Era uscita dalla porta ma potrebbe forse rientrare dalla finestra la possibilità che le Case di comunità – i poliambulatori delle cure primarie introdotti dal Pnrr e codificati dal dm 77 – si mettano anche a distribuire i farmaci della diretta. È il sospetto che viene a leggere il Documento di indirizzo realizzato dall’Agenas per fornire alle Regioni «linee di intervento condivise e linguaggio uniforme» e «mettere a sistema i modelli organizzativi rilevanti, gli standard esistenti e le principali tematiche connesse».
La Casa di comunità, ricorda il documento, «è il luogo in cui operano, attraverso il lavoro di gruppo, i medici di medicina generale in forma associata, i pediatri di libera scelta, gli specialisti ambulatoriali, il personale infermieristico, gli assistenti sociali eccetera». L’obiettivo è quello di garantire l’accesso unitario e integrato all’assistenza sanitaria e sociosanitaria e ai servizi sanitari, la prevenzione e la promozione della salute, la presa in carico della cronicità e fragilità secondo il modello della sanità di iniziativa, la continuità dell’assistenza anche attraverso il coordinamento con i servizi sanitari territoriali e l’integrazione tra servizi sanitari, ospedalieri e territoriali.
Il modello, a tal fine, prevede due livelli di complessità, Case di comunità Hub e Case di comunità Spoke. La prima tipologia garantisce l’erogazione dei servizi di assistenza primaria e offre attività specialistiche e di diagnostica di base; la Cdc Spoke è prettamente finalizzata all’erogazione dei servizi di assistenza primaria. In particolare, le CdC Hub prevedono la presenza di 7-11 infermieri di famiglia o comunità, ossia un coordinatore Infermieristico, 2-3 infermieri per le attività ambulatoriali, altri due per l’attività di triage e di valutazione dei bisogni di salute e 4-6 per l’assistenza domiciliare, le attività di prevenzione e teleassistenza. Il dm 77, inoltre, prevede una Cdc Hub ogni 40mila-50mila abitanti, mentre il quorum delle CdC Spoke – in quanto presidi di supporto agli Hub – «possono variare in relazione alle diverse istanze locali e geografiche».
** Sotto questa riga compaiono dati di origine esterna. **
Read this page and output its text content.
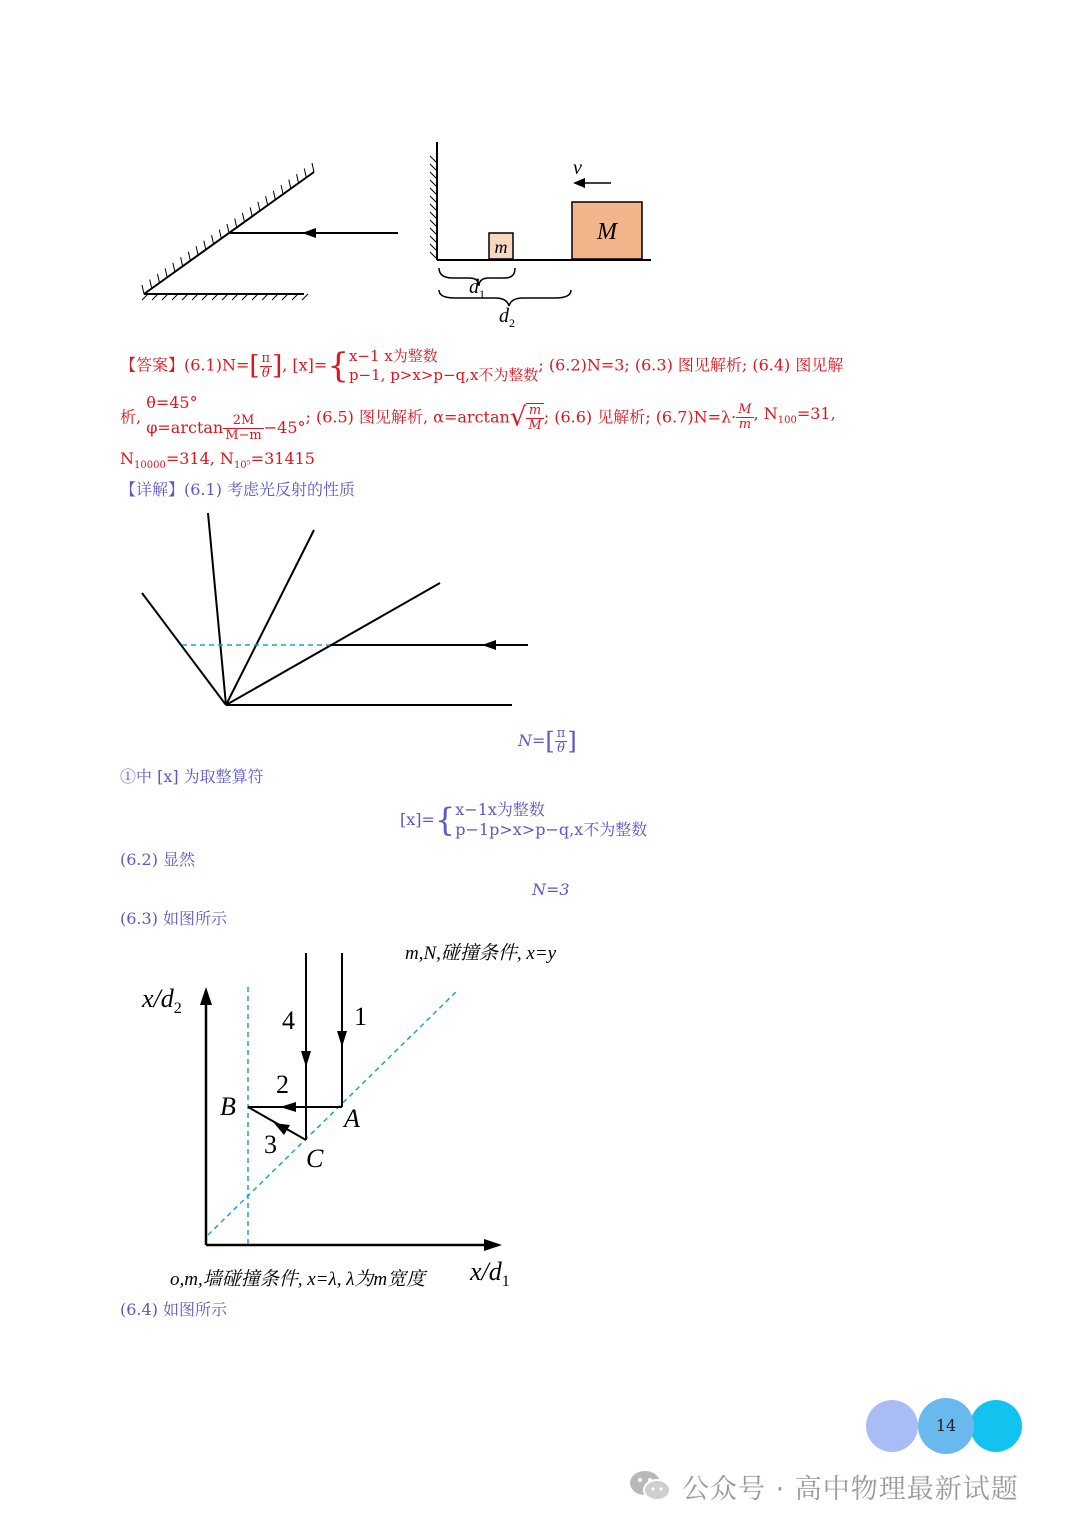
m
M
v
$d_1$
$d_2$
【答案】$(6.1)N=[ \frac{\pi}{\theta}$ ], [x]={ x−1 x为整数
p−1, p>x>p−q,x不为整数
; (6.2)N=3; (6.3) 图见解析; (6.4) 图见解
析,
θ=45°
$\varphi=\arctan \frac{2M}{M-m} -45^\circ$
; (6.5) 图见解析, $\alpha=\arctan√ \frac{m}{M}$ ; (6.6) 见解析; $(6.7)N=\lambda\cdot \frac{M}{m}$ , $N_{100}=31$,
$N_{10000}=314$, $N_{10^5}=31415$
【详解】(6.1) 考虑光反射的性质
$N=[ \frac{\pi}{\theta}$ ]
①中 [x] 为取整算符
[x]={ x−1x为整数
p−1p>x>p−q,x不为整数
(6.2) 显然
N=3
(6.3) 如图所示
m,N,碰撞条件, x=y
$x/d_2$
$x/d_1$
o,m,墙碰撞条件, x=λ, λ为m宽度
1
4
2
3
A
B
C
(6.4) 如图所示
14
公众号 · 高中物理最新试题
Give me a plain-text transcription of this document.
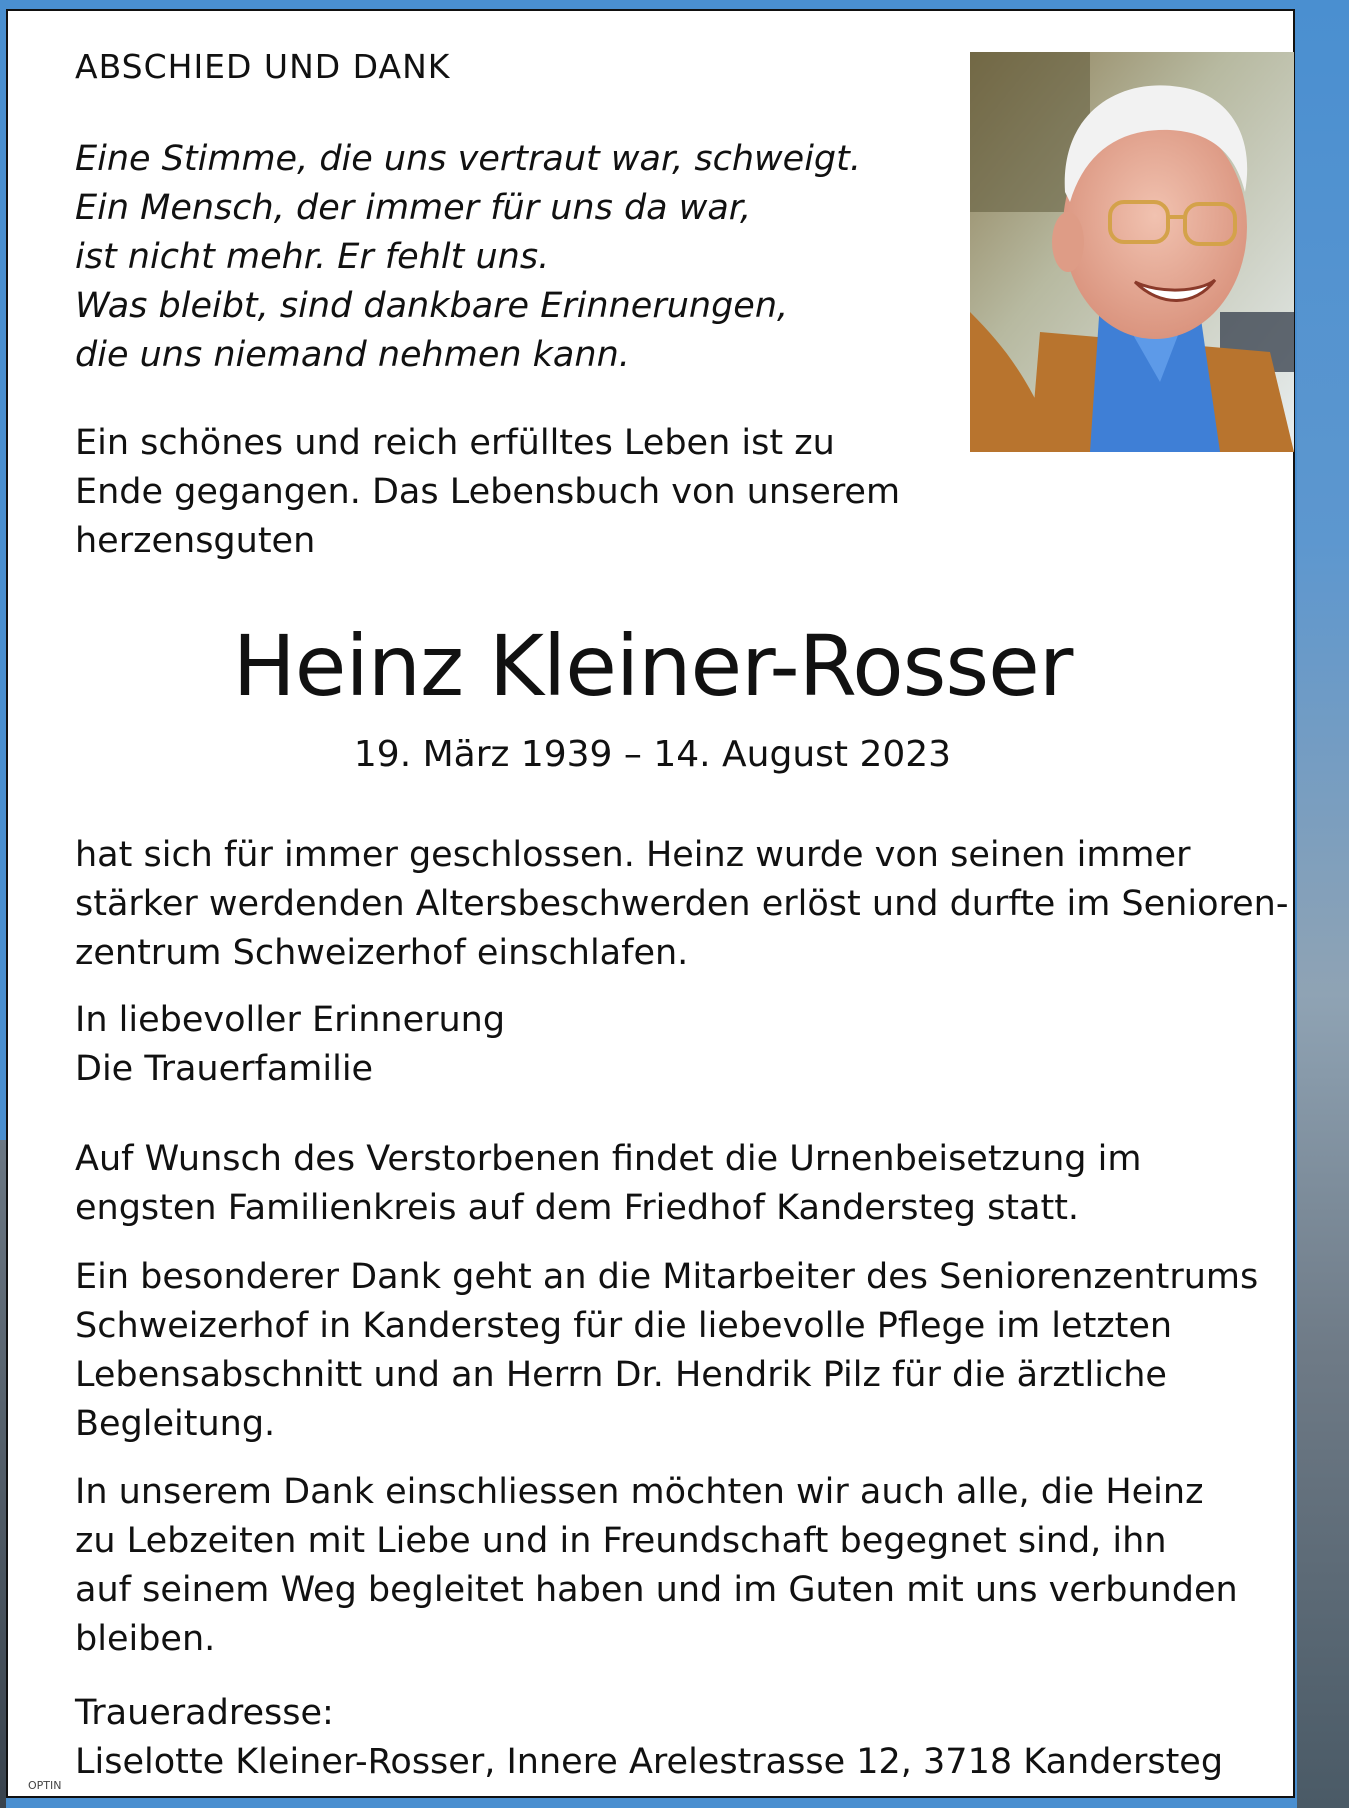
ABSCHIED UND DANK
Eine Stimme, die uns vertraut war, schweigt.
Ein Mensch, der immer für uns da war,
ist nicht mehr. Er fehlt uns.
Was bleibt, sind dankbare Erinnerungen,
die uns niemand nehmen kann.
Ein schönes und reich erfülltes Leben ist zu
Ende gegangen. Das Lebensbuch von unserem
herzensguten
Heinz Kleiner-Rosser
19. März 1939 – 14. August 2023
hat sich für immer geschlossen. Heinz wurde von seinen immer
stärker werdenden Altersbeschwerden erlöst und durfte im Senioren-
zentrum Schweizerhof einschlafen.
In liebevoller Erinnerung
Die Trauerfamilie
Auf Wunsch des Verstorbenen findet die Urnenbeisetzung im
engsten Familienkreis auf dem Friedhof Kandersteg statt.
Ein besonderer Dank geht an die Mitarbeiter des Seniorenzentrums
Schweizerhof in Kandersteg für die liebevolle Pflege im letzten
Lebensabschnitt und an Herrn Dr. Hendrik Pilz für die ärztliche
Begleitung.
In unserem Dank einschliessen möchten wir auch alle, die Heinz
zu Lebzeiten mit Liebe und in Freundschaft begegnet sind, ihn
auf seinem Weg begleitet haben und im Guten mit uns verbunden
bleiben.
Traueradresse:
Liselotte Kleiner-Rosser, Innere Arelestrasse 12, 3718 Kandersteg
OPTIN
Per quanto concerne organizzazione e struttura delle sedi dove verranno ospitate le Cdc, il documento dell’Agenas propone uno schema per macroaree (vedi sopra): quella specialistica ospita tutti i servizi di natura sanitaria come la diagnostica di base, l’area prelievi, i servizi ambulatoriali e quelli specialistici; la macroarea cure primarie accoglie tutti gli spazi della medicina di gruppo, che aggrega mmg, pediatri di libera scelta e infermieri di famiglia; la macroarea assistenza di prossimità, che ospita assistenza medica h24/12, servizi infermieristici, Punto unico di accesso sanitario e amministrativo, nonché uno sportello dei servizi sociosanitari; infine la macroarea servizi generali e logistici, che accoglie tutte le funzioni non sanitarie che permettono il funzionamento della struttura. Ed è qui che va concentrata l’attenzione.
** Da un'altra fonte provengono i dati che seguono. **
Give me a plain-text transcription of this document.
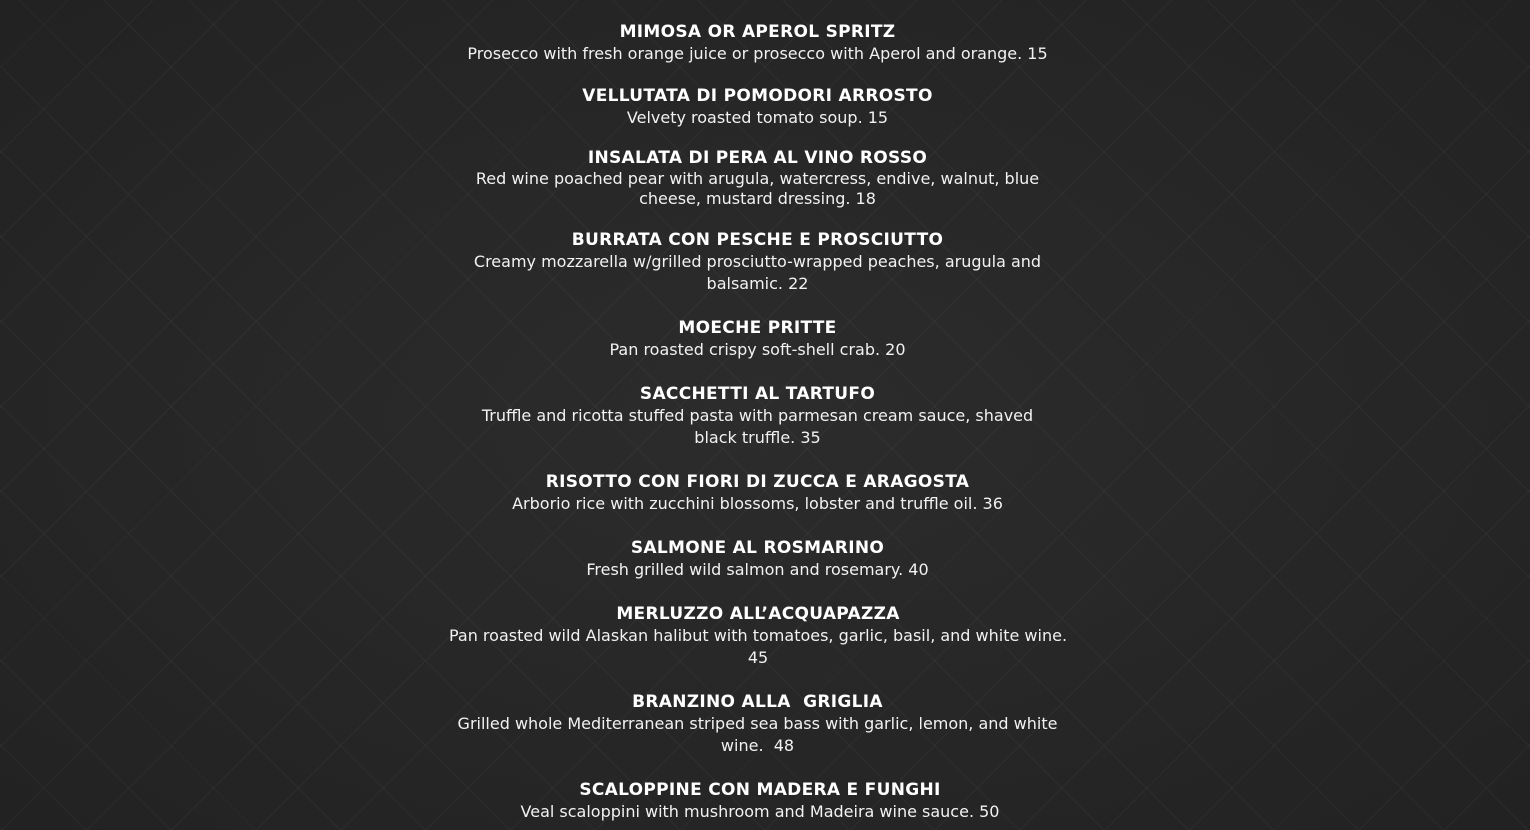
MIMOSA OR APEROL SPRITZ
Prosecco with fresh orange juice or prosecco with Aperol and orange. 15
VELLUTATA DI POMODORI ARROSTO
Velvety roasted tomato soup. 15
INSALATA DI PERA AL VINO ROSSO
Red wine poached pear with arugula, watercress, endive, walnut, blue cheese, mustard dressing. 18
BURRATA CON PESCHE E PROSCIUTTO
Creamy mozzarella w/grilled prosciutto-wrapped peaches, arugula and balsamic. 22
MOECHE PRITTE
Pan roasted crispy soft-shell crab. 20
SACCHETTI AL TARTUFO
Truffle and ricotta stuffed pasta with parmesan cream sauce, shaved black truffle. 35
RISOTTO CON FIORI DI ZUCCA E ARAGOSTA
Arborio rice with zucchini blossoms, lobster and truffle oil. 36
SALMONE AL ROSMARINO
Fresh grilled wild salmon and rosemary. 40
MERLUZZO ALL’ACQUAPAZZA
Pan roasted wild Alaskan halibut with tomatoes, garlic, basil, and white wine. 45
BRANZINO ALLA  GRIGLIA
Grilled whole Mediterranean striped sea bass with garlic, lemon, and white wine.  48
SCALOPPINE CON MADERA E FUNGHI
Veal scaloppini with mushroom and Madeira wine sauce. 50
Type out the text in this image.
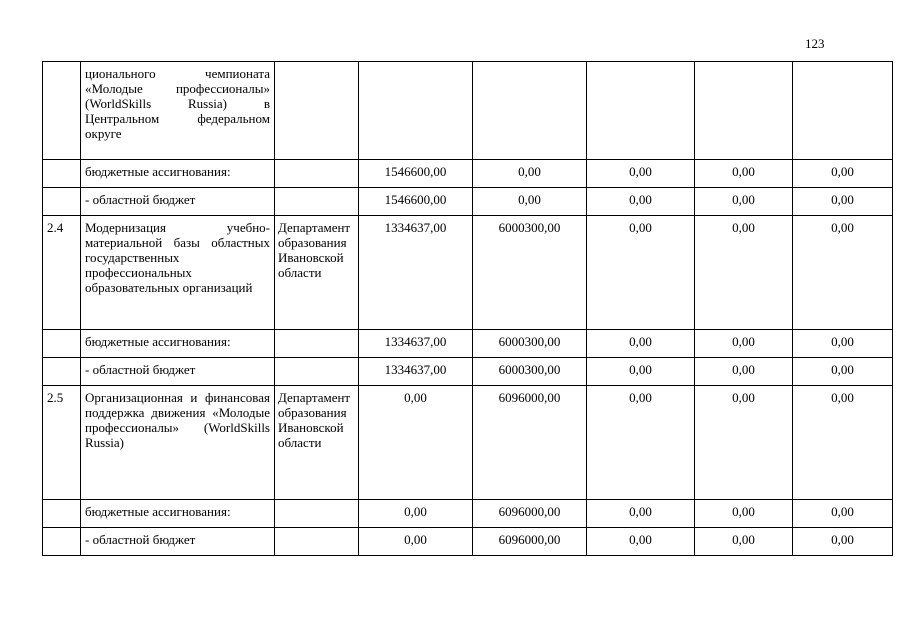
123
	ционального чемпионата «Молодые профессионалы» (WorldSkills Russia) в Центральном федеральном округе						
	бюджетные ассигнования:		1546600,00	0,00	0,00	0,00	0,00
	- областной бюджет		1546600,00	0,00	0,00	0,00	0,00
2.4	Модернизация учебно-материальной базы областных государственных профессиональных образовательных организаций	Департамент образования Ивановской области	1334637,00	6000300,00	0,00	0,00	0,00
	бюджетные ассигнования:		1334637,00	6000300,00	0,00	0,00	0,00
	- областной бюджет		1334637,00	6000300,00	0,00	0,00	0,00
2.5	Организационная и финансовая поддержка движения «Молодые профессионалы» (WorldSkills Russia)	Департамент образования Ивановской области	0,00	6096000,00	0,00	0,00	0,00
	бюджетные ассигнования:		0,00	6096000,00	0,00	0,00	0,00
	- областной бюджет		0,00	6096000,00	0,00	0,00	0,00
Ogni macroarea è suddivisa in aree funzionali che «sono state strutturate al fine di dare indicazioni per ottimizzarne il funzionamento interno». E all’interno dell’area logistica, il diagramma messo a punto da Agenas contempla tra gli altri il «deposito farmaci/farmacia», riguardo al quale però il documento non fornisce ulteriori dettagli.
Inevitabile allora chiedersi come vada interpretata la presenza di una farmacia nella configurazione standard della Casa di comunità hub. Si potrebbe trattare soltanto del deposito dove stoccare i farmaci destinati all’uso quotidiano di medici e infermieri, ma potrebbe essere anche qualcosa di più. Nel documento d’indirizzo, infatti, c’è una tabella che riassume le figure coinvolte nel modello e tra queste compare la «farmacia» (vedi sotto).
Anche qui sorgono alcuni interrogativi: perché alle altre voci la tabella riporta il professionista (mmg, specialista, psicologo) e nel caso della farmacia invece viene citato il luogo e non la figura (del farmacista)? Che cosa intende Agenas quando dice che la farmacia della Cdc è la «referente dell’uso sicuro ed efficace dei farmaci contenuti nel programma terapeutico»? E cosa vuole dire quando definisce con la parola “uffici” gli spazi utili dove la farmacia/farmacista svolgerà la sua attività? Occorrerà capire: nelle prime bozze del dm77 le Regioni che oggi già fanno distribuzione diretta nelle Case della salute erano riuscite a infilare il farmacista del Ssn tra le figure facoltative del modello e la distribuzione diretta tra le attività praticabili. Poi però il ministero della Salute era riuscito a togliere dal testo finale entrambi i riferimenti. Difficile che Anegas non sia stata informata.